Assigning the value 1021 to the above picture will store the characters "1021" in memory; assigning -1021 will store "102J".

===COBOL===
COBOL uses the picture character 'S' for USAGE IS DISPLAY data without SIGN IS SEPARATE CHARACTER to indicate an overpunch. SIGN IS LEADING indicates that the overpunch is over the first character of the field. SIGN IS TRAILING, locates it over the last character. SIGN IS TRAILING is the default.

===C/C++===
The C language has no provision for zoned decimal. The IBM ILE C/C++ compiler for System i provides functions for conversion between int or double and zoned decimal:
- QXXDTOZ() — Convert Double to Zoned Decimal
- QXXITOZ() — Convert Integer to Zoned Decimal
- QXXZTOD() — Convert Zoned Decimal to Double
- QXXZTOI() — Convert Zoned Decimal to Integer

==EBCDIC overpunch codes==

| EBCDIC character | Digit | Sign | Card code |
|---|---|---|---|
| { | 0 | + | 12–0 |
| A | 1 | + | 12–1 |
| B | 2 | + | 12–2 |
| C | 3 | + | 12–3 |
| D | 4 | + | 12–4 |
| E | 5 | + | 12–5 |
| F | 6 | + | 12–6 |
| G | 7 | + | 12–7 |
| H | 8 | + | 12–8 |
| I | 9 | + | 12–9 |
| } | 0 | - | 11–0 |
| J | 1 | - | 11–1 |
| K | 2 | - | 11–2 |
| L | 3 | - | 11–3 |
| M | 4 | - | 11–4 |
| N | 5 | - | 11–5 |
| O | 6 | - | 11–6 |
| P | 7 | - | 11–7 |
| Q | 8 | - | 11–8 |
| R | 9 | - | 11–9 |

==Examples==
10} is -100

45A is 451

==ASCII representation==
Representation of signed overpunch characters "is not standardized in ASCII, and different compilers use different overpunch codes." In some cases, "the representation is not the same as the result of converting an EBCDIC Signed field to ASCII with a translation table." In other cases they are the same, to maintain source-data compatibility at the loss of the connection between the character code and the corresponding digit.
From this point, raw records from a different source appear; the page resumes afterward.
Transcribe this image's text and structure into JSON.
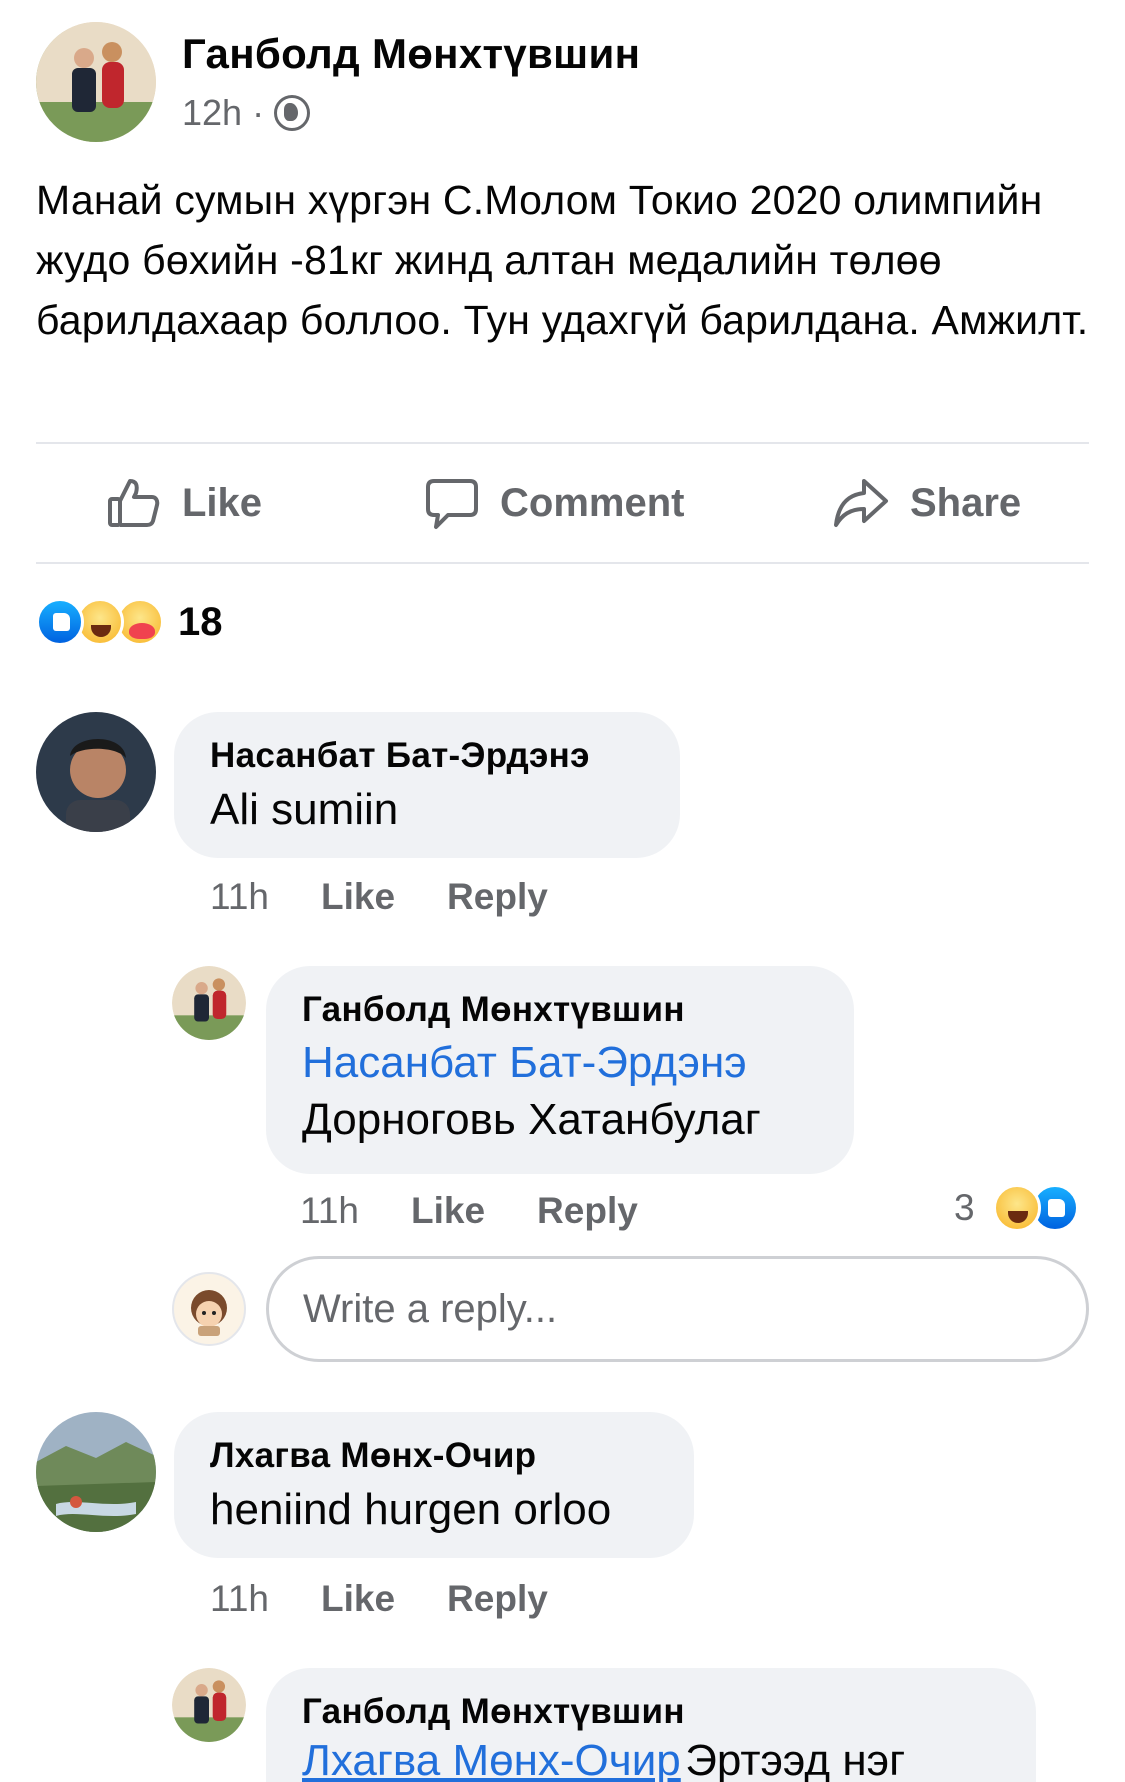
{
  "post": {
    "author": "Ганболд Мөнхтүвшин",
    "time": "12h",
    "separator": "·",
    "privacy_icon": "globe-icon",
    "text": "Манай сумын хүргэн С.Молом Токио 2020 олимпийн жудо бөхийн -81кг жинд алтан медалийн төлөө барилдахаар боллоо. Тун удахгүй барилдана. Амжилт."
  },
  "actions": {
    "like_label": "Like",
    "comment_label": "Comment",
    "share_label": "Share"
  },
  "reactions": {
    "types": [
      "like",
      "haha",
      "care"
    ],
    "count": "18"
  },
  "comments": [
    {
      "author": "Насанбат Бат-Эрдэнэ",
      "text": "Ali sumiin",
      "time": "11h",
      "like_label": "Like",
      "reply_label": "Reply",
      "replies": [
        {
          "author": "Ганболд Мөнхтүвшин",
          "mention": "Насанбат Бат-Эрдэнэ",
          "text": "Дорноговь Хатанбулаг",
          "time": "11h",
          "like_label": "Like",
          "reply_label": "Reply",
          "reaction_count": "3",
          "reaction_types": [
            "haha",
            "like"
          ]
        }
      ]
    },
    {
      "author": "Лхагва Мөнх-Очир",
      "text": "heniind hurgen orloo",
      "time": "11h",
      "like_label": "Like",
      "reply_label": "Reply",
      "replies": [
        {
          "author": "Ганболд Мөнхтүвшин",
          "mention": "Лхагва Мөнх-Очир",
          "text": "Эртээд нэг"
        }
      ]
    }
  ],
  "reply_box": {
    "placeholder": "Write a reply..."
  },
  "colors": {
    "link": "#216fdb",
    "secondary_text": "#65676b",
    "bubble_bg": "#f0f2f5",
    "like_blue": "#1877f2",
    "haha_yellow": "#f8b324"
  }
}
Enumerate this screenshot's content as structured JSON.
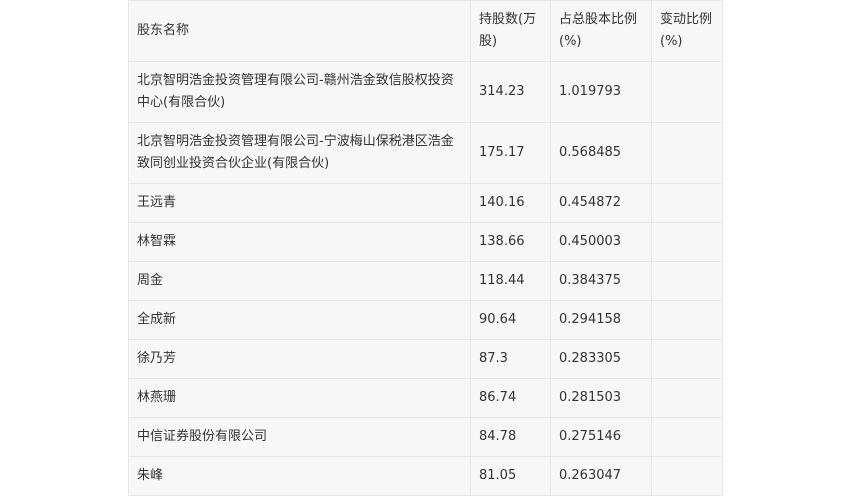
{
  "table": {
    "headers": [
      "股东名称",
      "持股数(万股)",
      "占总股本比例(%)",
      "变动比例(%)"
    ],
    "rows": [
      {
        "name": "北京智明浩金投资管理有限公司-赣州浩金致信股权投资中心(有限合伙)",
        "shares": "314.23",
        "ratio": "1.019793",
        "change": ""
      },
      {
        "name": "北京智明浩金投资管理有限公司-宁波梅山保税港区浩金致同创业投资合伙企业(有限合伙)",
        "shares": "175.17",
        "ratio": "0.568485",
        "change": ""
      },
      {
        "name": "王远青",
        "shares": "140.16",
        "ratio": "0.454872",
        "change": ""
      },
      {
        "name": "林智霖",
        "shares": "138.66",
        "ratio": "0.450003",
        "change": ""
      },
      {
        "name": "周金",
        "shares": "118.44",
        "ratio": "0.384375",
        "change": ""
      },
      {
        "name": "全成新",
        "shares": "90.64",
        "ratio": "0.294158",
        "change": ""
      },
      {
        "name": "徐乃芳",
        "shares": "87.3",
        "ratio": "0.283305",
        "change": ""
      },
      {
        "name": "林燕珊",
        "shares": "86.74",
        "ratio": "0.281503",
        "change": ""
      },
      {
        "name": "中信证券股份有限公司",
        "shares": "84.78",
        "ratio": "0.275146",
        "change": ""
      },
      {
        "name": "朱峰",
        "shares": "81.05",
        "ratio": "0.263047",
        "change": ""
      }
    ]
  }
}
An EBCDIC negative field ending with the digit '1' will encode that digit as 'D1'x, upper-case 'J', where the digit is '1' and the zone is 'D' to indicate a negative field. ASCII upper-case 'J' is '4A'x, where the hexadecimal value bears no relationship to the numeric value. An alternative encoding uses lower-case 'q', '71'x, for this representation, where the digit is '1' and the zone is '7'. This preserves the digit and the collating sequence at the cost of having to recognize and translate fields with overpunches individually.

===Examples===
Gnu COBOL and MicroFocus COBOL use lower-case 'p' thru 'y' to represent negative '0' thru '9'.

PL/I compilers on ASCII systems use the same set of characters ({, J–R) as EBCDIC to represent negative values.